In Indiana, where Bernard works, most abortions could soon be banned
For now, abortions remain legal in Indiana. The state currently allows abortion until 20 weeks after fertilization, though women seeking the procedure must receive in-person counseling then wait at least 18 hours.
But that access could soon end.
Indiana state lawmakers are currently in the midst of a special legislative session focused in part on abortion. The leading proposal would prohibit nearly all abortions except in cases of rape, incest or in which a pregnant woman's life is endangered.
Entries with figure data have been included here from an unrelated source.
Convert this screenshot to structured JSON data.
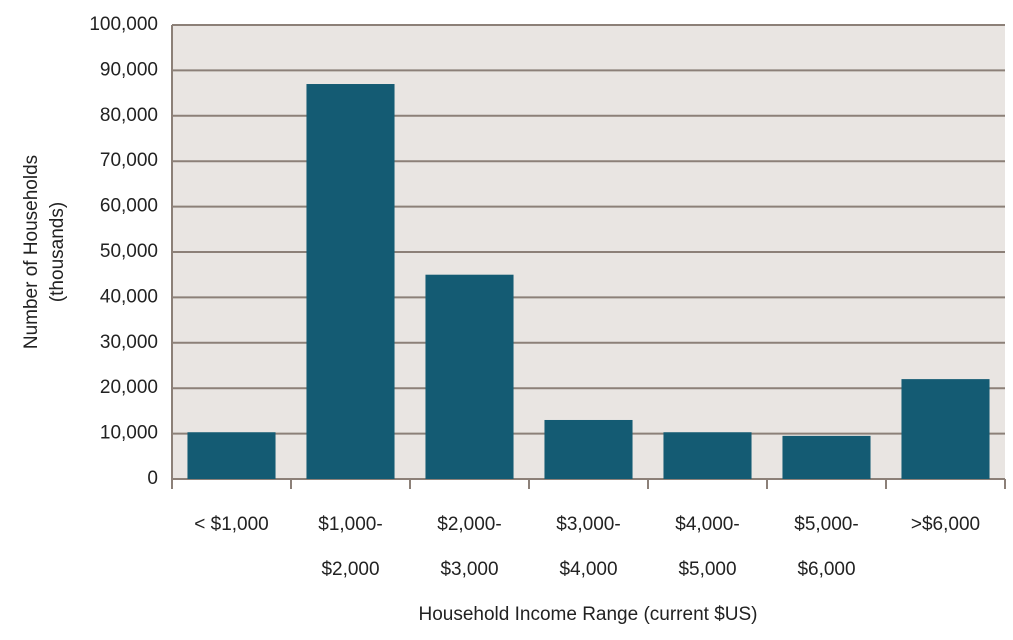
{
  "chart_data": {
    "type": "bar",
    "categories": [
      [
        "< $1,000"
      ],
      [
        "$1,000-",
        "$2,000"
      ],
      [
        "$2,000-",
        "$3,000"
      ],
      [
        "$3,000-",
        "$4,000"
      ],
      [
        "$4,000-",
        "$5,000"
      ],
      [
        "$5,000-",
        "$6,000"
      ],
      [
        ">$6,000"
      ]
    ],
    "values": [
      10300,
      87000,
      45000,
      13000,
      10300,
      9500,
      22000
    ],
    "color": "#145b73",
    "ylim": [
      0,
      100000
    ],
    "yticks": [
      0,
      {
        "value": 10000,
        "label": "10,000"
      },
      {
        "value": 20000,
        "label": "20,000"
      },
      {
        "value": 30000,
        "label": "30,000"
      },
      {
        "value": 40000,
        "label": "40,000"
      },
      {
        "value": 50000,
        "label": "50,000"
      },
      {
        "value": 60000,
        "label": "60,000"
      },
      {
        "value": 70000,
        "label": "70,000"
      },
      {
        "value": 80000,
        "label": "80,000"
      },
      {
        "value": 90000,
        "label": "90,000"
      },
      {
        "value": 100000,
        "label": "100,000"
      }
    ],
    "grid": true,
    "x_label": "Household Income Range (current $US)",
    "y_label": [
      "Number of Households",
      "(thousands)"
    ]
  }
}
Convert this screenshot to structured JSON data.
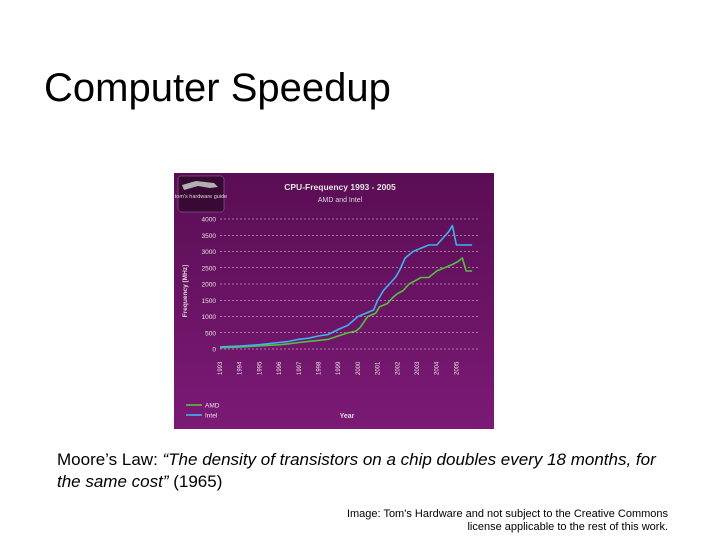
{
  "slide": {
    "title": "Computer Speedup",
    "quote_prefix": "Moore’s Law: ",
    "quote_text": "“The density of transistors on a chip doubles every 18 months, for the same cost”",
    "quote_suffix": " (1965)",
    "credit": "Image: Tom's Hardware and not subject to the Creative Commons license applicable to the rest of this work."
  },
  "logo": {
    "text": "tom's hardware guide"
  },
  "colors": {
    "background_top": "#5a0d54",
    "background_bottom": "#7c1a76",
    "grid": "#e0e0e0",
    "amd": "#55c040",
    "intel": "#3fb2f2",
    "text": "#e6e6e6"
  },
  "chart_data": {
    "type": "line",
    "title": "CPU-Frequency 1993 - 2005",
    "subtitle": "AMD and Intel",
    "xlabel": "Year",
    "ylabel": "Frequency [MHz]",
    "ylim": [
      0,
      4000
    ],
    "yticks": [
      "0",
      "500",
      "1000",
      "1500",
      "2000",
      "2500",
      "3000",
      "3500",
      "4000"
    ],
    "xticks": [
      "1993",
      "1994",
      "1995",
      "1996",
      "1997",
      "1998",
      "1999",
      "2000",
      "2001",
      "2002",
      "2003",
      "2004",
      "2005"
    ],
    "xlim": [
      1993,
      2006.2
    ],
    "grid": true,
    "legend": "bottom-left",
    "series": [
      {
        "name": "AMD",
        "color": "#55c040",
        "x": [
          1993,
          1994,
          1995,
          1996,
          1996.5,
          1997,
          1997.5,
          1998,
          1998.5,
          1999,
          1999.5,
          1999.9,
          2000.1,
          2000.5,
          2000.9,
          2001.1,
          2001.5,
          2001.8,
          2002,
          2002.3,
          2002.6,
          2002.9,
          2003.2,
          2003.6,
          2004,
          2004.4,
          2004.8,
          2005.1,
          2005.3,
          2005.5,
          2005.8
        ],
        "y": [
          40,
          60,
          100,
          130,
          160,
          200,
          233,
          266,
          300,
          400,
          500,
          550,
          650,
          1000,
          1100,
          1300,
          1400,
          1600,
          1700,
          1800,
          2000,
          2100,
          2200,
          2200,
          2400,
          2500,
          2600,
          2700,
          2800,
          2400,
          2400
        ]
      },
      {
        "name": "Intel",
        "color": "#3fb2f2",
        "x": [
          1993,
          1994,
          1995,
          1996,
          1996.5,
          1997,
          1997.5,
          1998,
          1998.5,
          1999,
          1999.5,
          2000,
          2000.4,
          2000.8,
          2001,
          2001.3,
          2001.6,
          2001.9,
          2002.1,
          2002.4,
          2002.8,
          2003.2,
          2003.6,
          2004,
          2004.3,
          2004.6,
          2004.8,
          2005,
          2005.2,
          2005.5,
          2005.8
        ],
        "y": [
          66,
          90,
          133,
          200,
          233,
          300,
          333,
          400,
          450,
          600,
          733,
          1000,
          1100,
          1200,
          1500,
          1800,
          2000,
          2200,
          2400,
          2800,
          3000,
          3100,
          3200,
          3200,
          3400,
          3600,
          3800,
          3200,
          3200,
          3200,
          3200
        ]
      }
    ]
  }
}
Indiana's governor is a Republican, and the party controls both chambers of the state legislature.
The bill has drawn mixed reviews, even from opponents of abortion rights; some groups say the bill is poorly drafted and would not do enough to prevent abortions.
The proposal is being closely watched because Indiana is surrounded on three sides by states where abortion rights are in question: Ohio, where abortion is already severely restricted, and two states, Kentucky and Michigan, where strict bans are currently on pause and under review by courts.
Should it pass, the Indiana law would be "very dangerous," Bernard said.
"We're going to see women dying. We're going to see not only abortion care affected, but care for miscarriages, care for complications of pregnancy, infertility care, contraception. Really, the list is endless," she said. "We're going to see physicians harassed, persecuted. We're going to see patients being forced to continue unsafe pregnancies and die because of those pregnancies."
No matter what happens with the legislation, Bernard says she remains committed to providing health care in the state.
"I came to work in Indiana to provide comprehensive, compassionate, evidence-based care to to women in Indiana. And I intend to continue to do so," she said.
Marisa Peñaloza contributed to this report.